—Et M. de Meuze, riposta hargneusement le Galicien... M. de Meuze qui vous a poussé là-dedans, est-il juif, lui?...
—Non, en effet, concéda l'oncle Cyprien, il n'est pas juif... Seulement, il est enjuivé, ce qui revient au même...
—Et moi qui suis juif, et qui vous avais toujours dit de ne jamais toucher à ces saletés-là, est-ce que...
—Vous, c'est différent! interrompit l'oncle Cyprien... Vous êtes un bon juif!...
Schleifmann, comme de coutume, à cette réplique, ne put dissimuler un geste de mécontentement.
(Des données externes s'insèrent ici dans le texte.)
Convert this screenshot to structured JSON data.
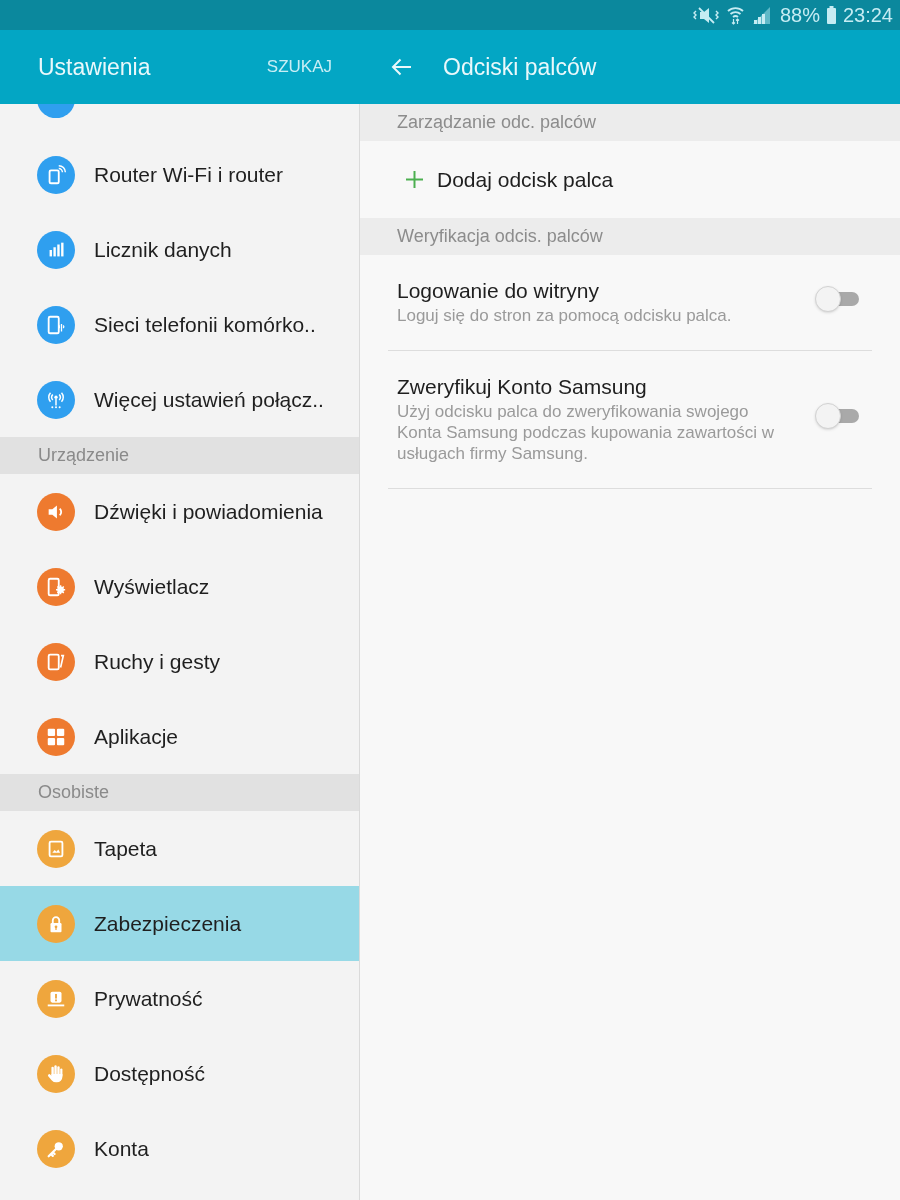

M. Raindal cadet regrettait sa maladresse et, afin de détourner, aussitôt il se prodigua en indications minutieuses, en renseignements topographiques sur le plan de la Bourse et l'endroit où siégeait son Pums.
—En outre, ajoutait-il, attention aux farces des commis... Il est vrai qu'aujourd'hui on ne sera probablement pas à la plaisanterie... Cependant, prenez garde aux blagues de ces messieurs... Ainsi, moi, la première fois que je suis allé à la Bourse, ne s'étaient-ils pas avisés de me glisser, sous le col de ma jaquette, une flèche de papier avec écrit dessus en grosses lettres: Cocu!... Je sais bien que cela n'a pas d'importance... Mais, sur le moment tout de même, c'est quelquefois très ennuyeux!...
La voiture s'arrêtait devant la grille du monument.
—Je vous guette ici! cria M. Raindal cadet au Galicien qui s'éloignait... Bonne chance pour nous deux et bon courage, mon cher!
Là-haut, sous la colonnade, au sommet des marches, c'était la morne Bourse des journées de débâcle. Pas un rire, pas une causerie, nul éclat de voix joyeuses. Sur les visages, des teintes blafardes, les plus braves s'essayant à railler, se convulsant les traits en sourires menteurs, plus hideux qu'une grimace. Et, dominant ce lugubre mutisme, les vociférations des commis, les surenchères de baisse, la clameur monotone des ventes, des ventes à tout prix. On vendait.
Une malencontreuse méprise entraîna le Galicien juste au milieu du groupe des commis aux Mines d'Or.